VENICE (Reuters) - Jury president Quentin Tarantino faces a tough choice as the Venice film festival winds to a close Saturday, with no clear frontrunner emerging for the coveted Golden Lion awarded each year to the best picture.
The 24-strong competition line-up, featuring the youngest group of directors in memory, has been seen by critics as strong and varied, providing everything from French comedy to Polish existential minimalism to effects-heavy Chinese costume drama.
But unlike 2009, when the hard-hitting war movie “Lebanon” was a popular winner, and 2008, when “The Wrestler” launched the surprise comeback of Hollywood outsider Mickey Rourke, this year has lacked a defining moment that unites audiences.
“The film average is very good, but there’s been nothing to fall in love with,” Il Foglio said in a recent editorial, although the Italian daily did later identify “Venus Noire” as a worthy contender for prizes.
Among the favorites are Chinese entry “The Ditch,” about the plight of political prisoners deported to labor camps in 1950s China, and Russian film “Silent Souls,” a contemplative study of a fading minority culture and obsessive love.
Venus Noire, the true story of a woman brought from South Africa to Europe in 1810 and turned into a freak show, could touch a chord given director Abdellatif Kechiche’s argument that its themes of intolerance and racism are still relevant today.
“Post Mortem” looks at Chile’s military coup of 1973 through the eyes of a man working in a morgue, and “Meek’s Cutoff” is a retelling of the Hollywood western through the eyes of a group of women stranded in the American desert.
French comedy “Potiche,” starring veterans Catherine Deneuve and Gerard Depardieu, was popular, while Spain’s “Balada Triste de Trompeta,” about a love triangle set in a circus, divided audiences but had some fervent admirers.
Bearing in mind Tarantino’s debt to Asian cinema and the martial arts genre in particular, Takashi Miike’s “13 Assassins” is regarded as an outsider, as is “Black Swan,” a psychological thriller in which Natalie Portman shines as a disturbed dancer.

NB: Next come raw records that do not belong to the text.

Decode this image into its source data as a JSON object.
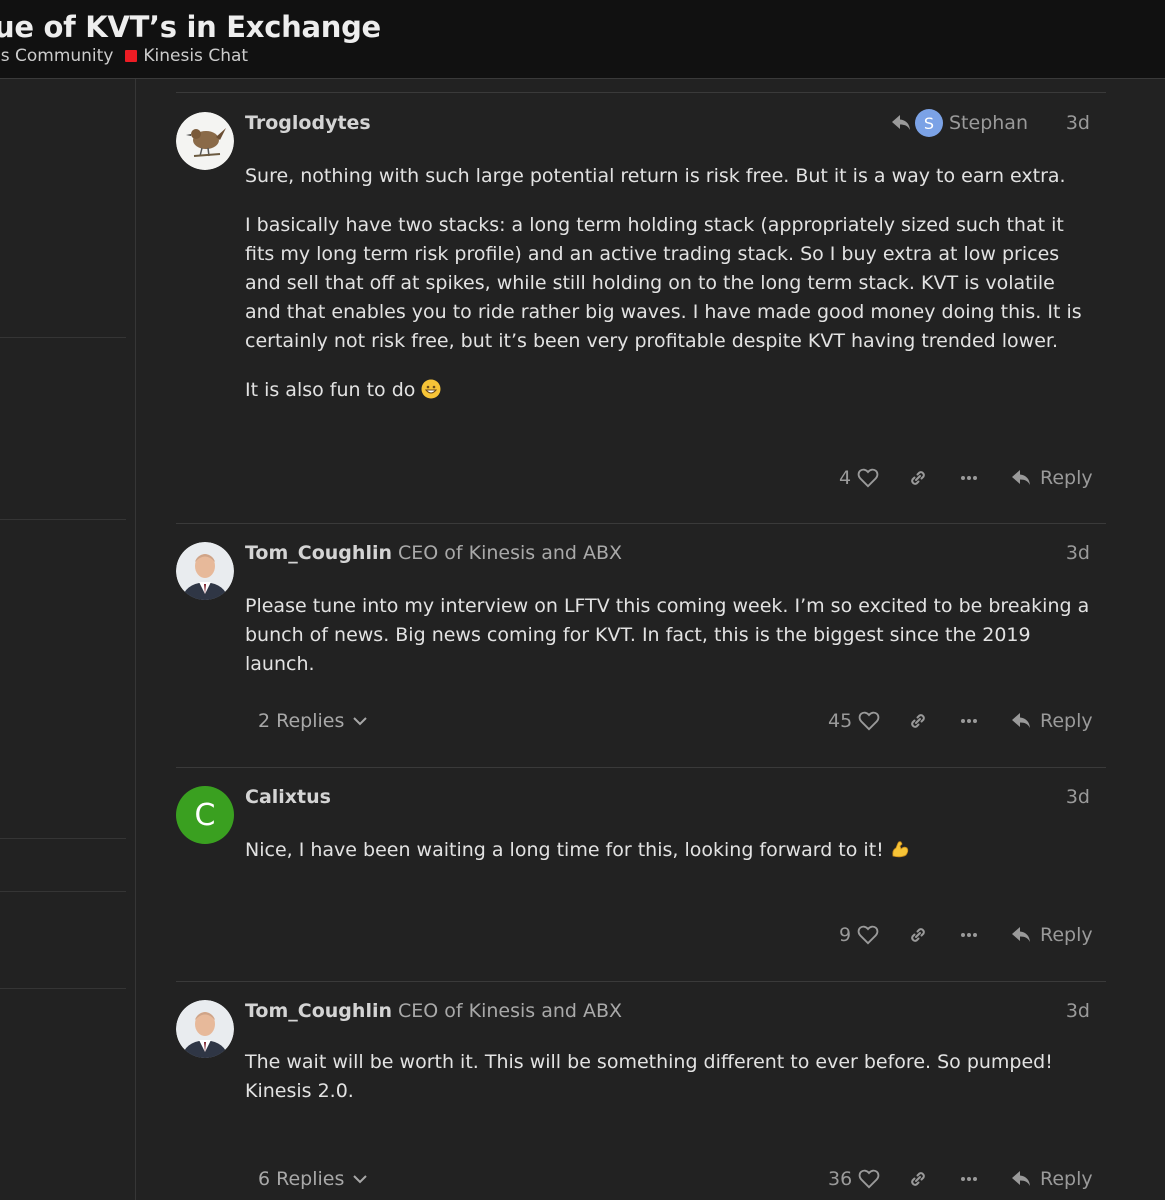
{
  "header": {
    "title": "ue of KVT’s in Exchange",
    "breadcrumb_parent": "is Community",
    "breadcrumb_category": "Kinesis Chat",
    "category_color": "#ed1c24"
  },
  "posts": [
    {
      "username": "Troglodytes",
      "user_title": "",
      "reply_to_initial": "S",
      "reply_to_name": "Stephan",
      "date": "3d",
      "paragraphs": [
        "Sure, nothing with such large potential return is risk free. But it is a way to earn extra.",
        "I basically have two stacks: a long term holding stack (appropriately sized such that it fits my long term risk profile) and an active trading stack. So I buy extra at low prices and sell that off at spikes, while still holding on to the long term stack. KVT is volatile and that enables you to ride rather big waves. I have made good money doing this. It is certainly not risk free, but it’s been very profitable despite KVT having trended lower.",
        "It is also fun to do"
      ],
      "likes": "4",
      "reply_label": "Reply"
    },
    {
      "username": "Tom_Coughlin",
      "user_title": "CEO of Kinesis and ABX",
      "date": "3d",
      "paragraphs": [
        "Please tune into my interview on LFTV this coming week. I’m so excited to be breaking a bunch of news. Big news coming for KVT. In fact, this is the biggest since the 2019 launch."
      ],
      "replies": "2 Replies",
      "likes": "45",
      "reply_label": "Reply"
    },
    {
      "username": "Calixtus",
      "user_title": "",
      "avatar_letter": "C",
      "avatar_color": "#3aa020",
      "date": "3d",
      "paragraphs": [
        "Nice, I have been waiting a long time for this, looking forward to it!"
      ],
      "likes": "9",
      "reply_label": "Reply"
    },
    {
      "username": "Tom_Coughlin",
      "user_title": "CEO of Kinesis and ABX",
      "date": "3d",
      "paragraphs": [
        "The wait will be worth it. This will be something different to ever before. So pumped! Kinesis 2.0."
      ],
      "replies": "6 Replies",
      "likes": "36",
      "reply_label": "Reply"
    }
  ]
}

Portman is a strong contender for best actress and has generated some early Oscar buzz on the Lido waterfront, while Venus Noire star Yahima Torres impressed with her feature debut.
Among actors, Vincent Gallo as a suspected Taliban fighter on the run in “Essential Killing” and Paul Giamatti in book adaptation “Barney’s Version” are in the running for a prize.
Outside the main competition, Joaquin Phoenix documentary “I’m Still Here” provided the main talking point, with viewers unsure whether the disturbing and unflattering portrait of an artist in crisis was genuine or an elaborate hoax.
Director Casey Affleck, Phoenix’s brother-in-law, insisted there was no hoax, but nagging doubts remain.